Summary of the rising process:
> 12 pm day before: preferment
+ 24h : final dough
+ 30 min : 1st fold
+ 30 min : 2nd fold
+ 1h: dough rising at a.t.
+ 4/6 h : round loaves rising
> 19 h : eating time
Transfer each pizza to an aluminium baking tin previously greased with evo oil (if it is a non-stick tray, no oil is needed), brush the surface with a mixture of water and oil so that it does not dry out during cooking. Let it rest for another 15 min and bake at 250°C in a static oven for 5-6 minutes. Add the fiordilatte and bake for another 3 min. Once baked, finish with mortadella, burrata, pistachio cream and crumbled pistachios.
- Try to observe the kneading times: over-kneaded preferments mature prematurely due to the heating of the dough. Preferments which have been kneaded too little develop excessive surface incrustation due to poor water absorption.

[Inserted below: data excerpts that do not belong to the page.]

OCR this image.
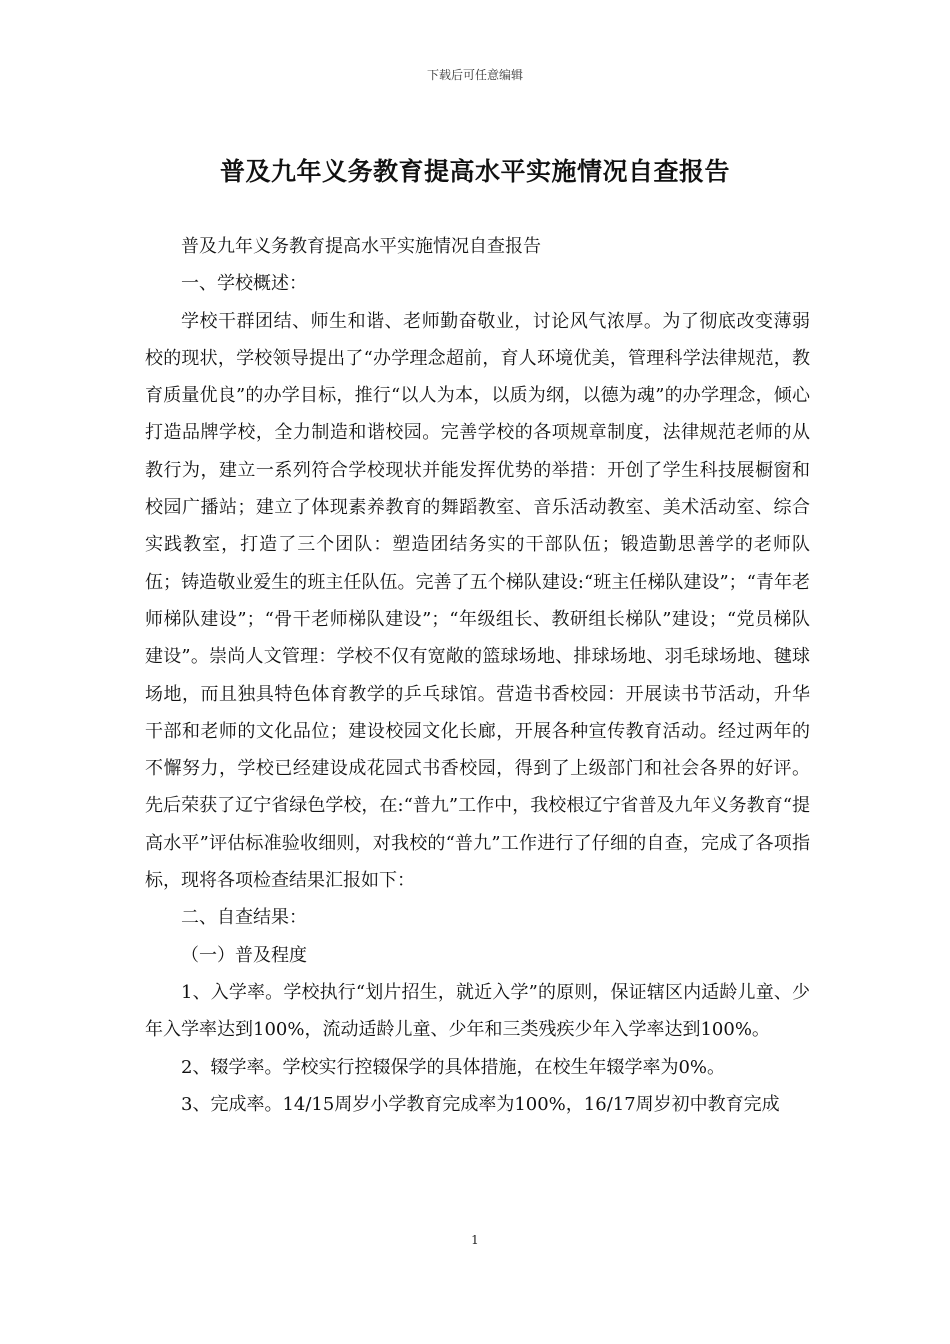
下载后可任意编辑
普及九年义务教育提高水平实施情况自查报告

普及九年义务教育提高水平实施情况自查报告

一、学校概述：

学校干群团结、师生和谐、老师勤奋敬业，讨论风气浓厚。为了彻底改变薄弱校的现状，学校领导提出了“办学理念超前，育人环境优美，管理科学法律规范，教育质量优良”的办学目标，推行“以人为本，以质为纲，以德为魂”的办学理念，倾心打造品牌学校，全力制造和谐校园。完善学校的各项规章制度，法律规范老师的从教行为，建立一系列符合学校现状并能发挥优势的举措：开创了学生科技展橱窗和校园广播站；建立了体现素养教育的舞蹈教室、音乐活动教室、美术活动室、综合实践教室，打造了三个团队：塑造团结务实的干部队伍；锻造勤思善学的老师队伍；铸造敬业爱生的班主任队伍。完善了五个梯队建设:“班主任梯队建设”；“青年老师梯队建设”；“骨干老师梯队建设”；“年级组长、教研组长梯队”建设；“党员梯队建设”。崇尚人文管理：学校不仅有宽敞的篮球场地、排球场地、羽毛球场地、毽球场地，而且独具特色体育教学的乒乓球馆。营造书香校园：开展读书节活动，升华干部和老师的文化品位；建设校园文化长廊，开展各种宣传教育活动。经过两年的不懈努力，学校已经建设成花园式书香校园，得到了上级部门和社会各界的好评。先后荣获了辽宁省绿色学校，在:“普九”工作中，我校根辽宁省普及九年义务教育“提高水平”评估标准验收细则，对我校的“普九”工作进行了仔细的自查，完成了各项指标，现将各项检查结果汇报如下：

二、自查结果：

（一）普及程度

1、入学率。学校执行“划片招生，就近入学”的原则，保证辖区内适龄儿童、少年入学率达到100%，流动适龄儿童、少年和三类残疾少年入学率达到100%。

2、辍学率。学校实行控辍保学的具体措施，在校生年辍学率为0%。

3、完成率。14/15周岁小学教育完成率为100%，16/17周岁初中教育完成

1
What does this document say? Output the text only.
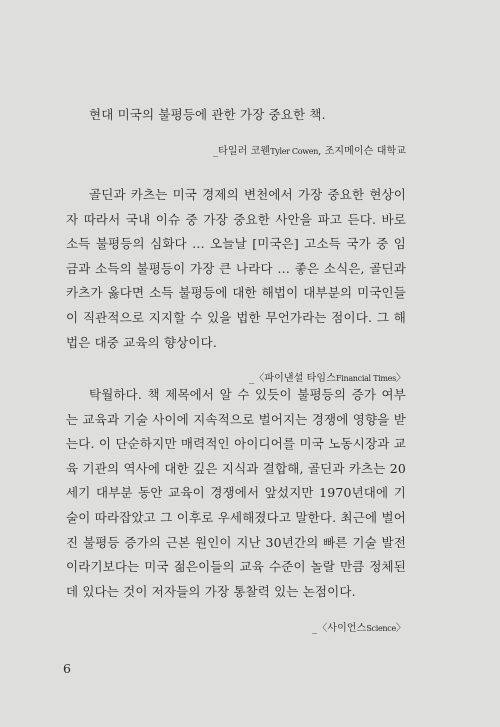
현대 미국의 불평등에 관한 가장 중요한 책.

_타일러 코웬Tyler Cowen, 조지메이슨 대학교

골딘과 카츠는 미국 경제의 변천에서 가장 중요한 현상이자 따라서 국내 이슈 중 가장 중요한 사안을 파고 든다. 바로 소득 불평등의 심화다 … 오늘날 [미국은] 고소득 국가 중 임금과 소득의 불평등이 가장 큰 나라다 … 좋은 소식은, 골딘과 카츠가 옳다면 소득 불평등에 대한 해법이 대부분의 미국인들이 직관적으로 지지할 수 있을 법한 무언가라는 점이다. 그 해법은 대중 교육의 향상이다.

_〈파이낸셜 타임스Financial Times〉

탁월하다. 책 제목에서 알 수 있듯이 불평등의 증가 여부는 교육과 기술 사이에 지속적으로 벌어지는 경쟁에 영향을 받는다. 이 단순하지만 매력적인 아이디어를 미국 노동시장과 교육 기관의 역사에 대한 깊은 지식과 결합해, 골딘과 카츠는 20세기 대부분 동안 교육이 경쟁에서 앞섰지만 1970년대에 기술이 따라잡았고 그 이후로 우세해졌다고 말한다. 최근에 벌어진 불평등 증가의 근본 원인이 지난 30년간의 빠른 기술 발전이라기보다는 미국 젊은이들의 교육 수준이 놀랄 만큼 정체된 데 있다는 것이 저자들의 가장 통찰력 있는 논점이다.

_〈사이언스Science〉

6
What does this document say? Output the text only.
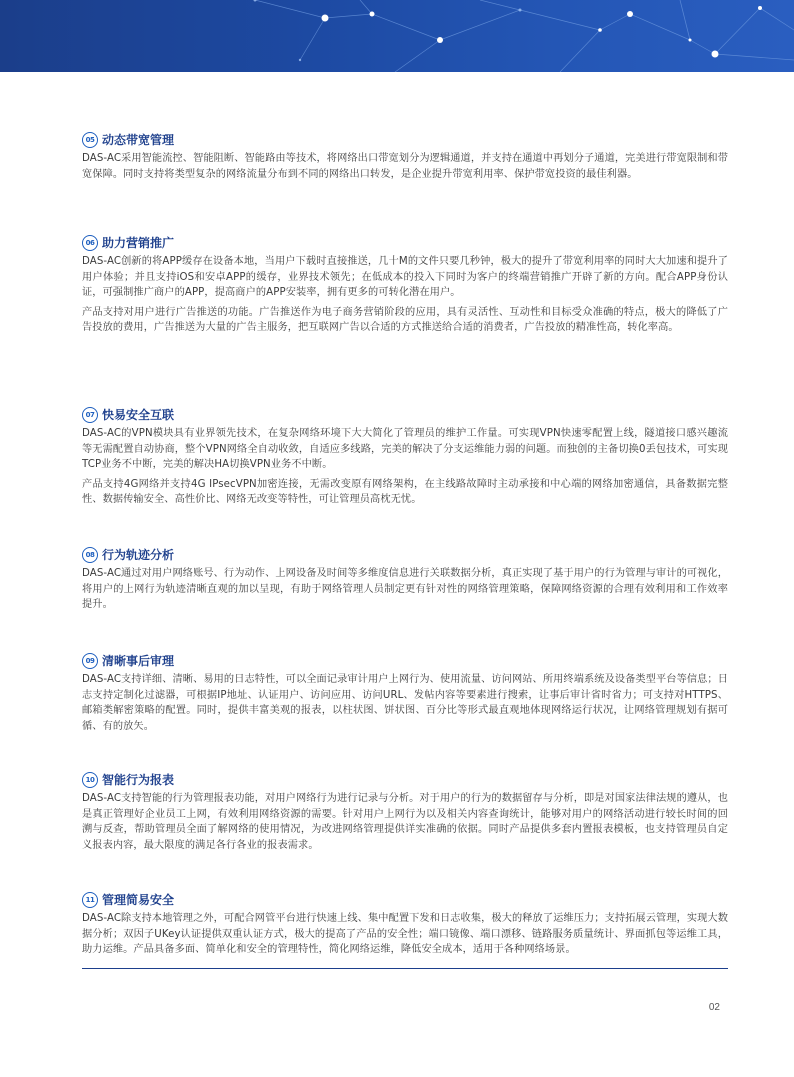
05 动态带宽管理

DAS-AC采用智能流控、智能阻断、智能路由等技术，将网络出口带宽划分为逻辑通道，并支持在通道中再划分子通道，完美进行带宽限制和带宽保障。同时支持将类型复杂的网络流量分布到不同的网络出口转发，是企业提升带宽利用率、保护带宽投资的最佳利器。

06 助力营销推广

DAS-AC创新的将APP缓存在设备本地，当用户下载时直接推送，几十M的文件只要几秒钟，极大的提升了带宽利用率的同时大大加速和提升了用户体验；并且支持iOS和安卓APP的缓存，业界技术领先；在低成本的投入下同时为客户的终端营销推广开辟了新的方向。配合APP身份认证，可强制推广商户的APP，提高商户的APP安装率，拥有更多的可转化潜在用户。

产品支持对用户进行广告推送的功能。广告推送作为电子商务营销阶段的应用，具有灵活性、互动性和目标受众准确的特点，极大的降低了广告投放的费用，广告推送为大量的广告主服务，把互联网广告以合适的方式推送给合适的消费者，广告投放的精准性高，转化率高。

07 快易安全互联

DAS-AC的VPN模块具有业界领先技术，在复杂网络环境下大大简化了管理员的维护工作量。可实现VPN快速零配置上线，隧道接口感兴趣流等无需配置自动协商，整个VPN网络全自动收敛，自适应多线路，完美的解决了分支运维能力弱的问题。而独创的主备切换0丢包技术，可实现TCP业务不中断，完美的解决HA切换VPN业务不中断。

产品支持4G网络并支持4G IPsecVPN加密连接，无需改变原有网络架构，在主线路故障时主动承接和中心端的网络加密通信，具备数据完整性、数据传输安全、高性价比、网络无改变等特性，可让管理员高枕无忧。

08 行为轨迹分析

DAS-AC通过对用户网络账号、行为动作、上网设备及时间等多维度信息进行关联数据分析，真正实现了基于用户的行为管理与审计的可视化，将用户的上网行为轨迹清晰直观的加以呈现，有助于网络管理人员制定更有针对性的网络管理策略，保障网络资源的合理有效利用和工作效率提升。

09 清晰事后审理

DAS-AC支持详细、清晰、易用的日志特性，可以全面记录审计用户上网行为、使用流量、访问网站、所用终端系统及设备类型平台等信息；日志支持定制化过滤器，可根据IP地址、认证用户、访问应用、访问URL、发帖内容等要素进行搜索，让事后审计省时省力；可支持对HTTPS、邮箱类解密策略的配置。同时，提供丰富美观的报表，以柱状图、饼状图、百分比等形式最直观地体现网络运行状况，让网络管理规划有据可循、有的放矢。

10 智能行为报表

DAS-AC支持智能的行为管理报表功能，对用户网络行为进行记录与分析。对于用户的行为的数据留存与分析，即是对国家法律法规的遵从，也是真正管理好企业员工上网，有效利用网络资源的需要。针对用户上网行为以及相关内容查询统计，能够对用户的网络活动进行较长时间的回溯与反查，帮助管理员全面了解网络的使用情况，为改进网络管理提供详实准确的依据。同时产品提供多套内置报表模板，也支持管理员自定义报表内容，最大限度的满足各行各业的报表需求。

11 管理简易安全

DAS-AC除支持本地管理之外，可配合网管平台进行快速上线、集中配置下发和日志收集，极大的释放了运维压力；支持拓展云管理，实现大数据分析；双因子UKey认证提供双重认证方式，极大的提高了产品的安全性；端口镜像、端口漂移、链路服务质量统计、界面抓包等运维工具，助力运维。产品具备多面、简单化和安全的管理特性，简化网络运维，降低安全成本，适用于各种网络场景。

02
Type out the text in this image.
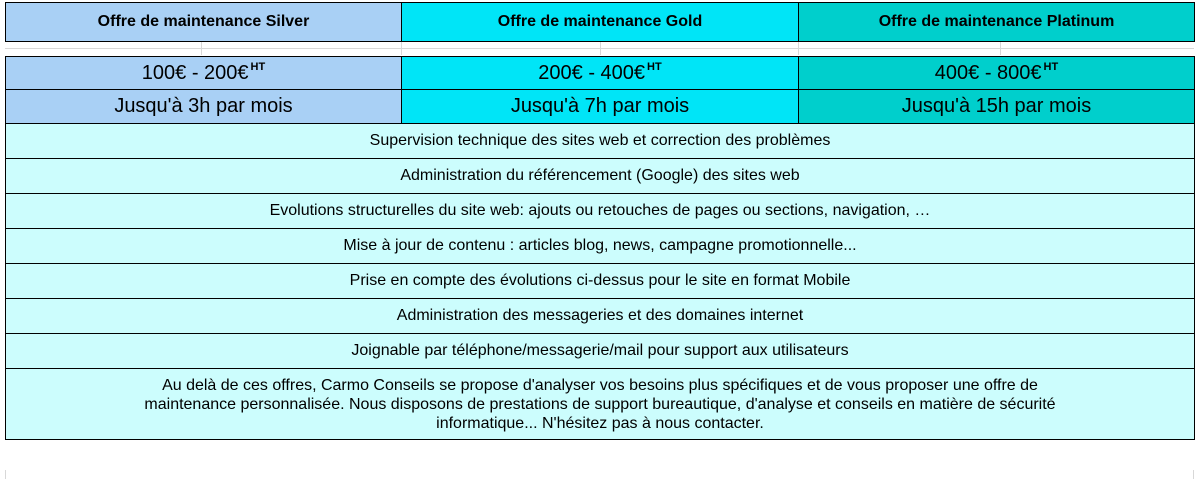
Offre de maintenance Silver	Offre de maintenance Gold	Offre de maintenance Platinum
100€ - 200€ $^{HT}$	200€ - 400€ $^{HT}$	400€ - 800€ $^{HT}$
Jusqu'à 3h par mois	Jusqu'à 7h par mois	Jusqu'à 15h par mois
Supervision technique des sites web et correction des problèmes		
Administration du référencement (Google) des sites web		
Evolutions structurelles du site web: ajouts ou retouches de pages ou sections, navigation, …		
Mise à jour de contenu : articles blog, news, campagne promotionnelle...		
Prise en compte des évolutions ci-dessus pour le site en format Mobile		
Administration des messageries et des domaines internet		
Joignable par téléphone/messagerie/mail pour support aux utilisateurs		
Au delà de ces offres, Carmo Conseils se propose d'analyser vos besoins plus spécifiques et de vous proposer une offre de
maintenance personnalisée. Nous disposons de prestations de support bureautique, d'analyse et conseils en matière de sécurité
informatique... N'hésitez pas à nous contacter.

- It is very important to observe the rising times, otherwise the risk is to end up having an over-proofed dough (flat and hard pizza) or not proofed enough (heavy to digest).
- It is essential that the oven is very hot and does not lose temperature: I advise you to be very quick when putting the pizza in the oven and never open the door during the first 5 minutes of cooking.
- For an even better result, I recommend using a refractory stone or a home pizza oven (like the ones we use at Pastamadre), which allows you to cook at higher temperatures. With a refractory stone, you do not need to use a baking tray and the bottom of the pizza will cook optimally.
- If you want to be extra sure that your pizza dough won’t stick to the cooking pan, spread some semolina flour on the pan.
- You can freeze ready made pizza! Simply take them out of the freezer two hours before eating them and heat them at 200 degrees for 5 minutes maximum.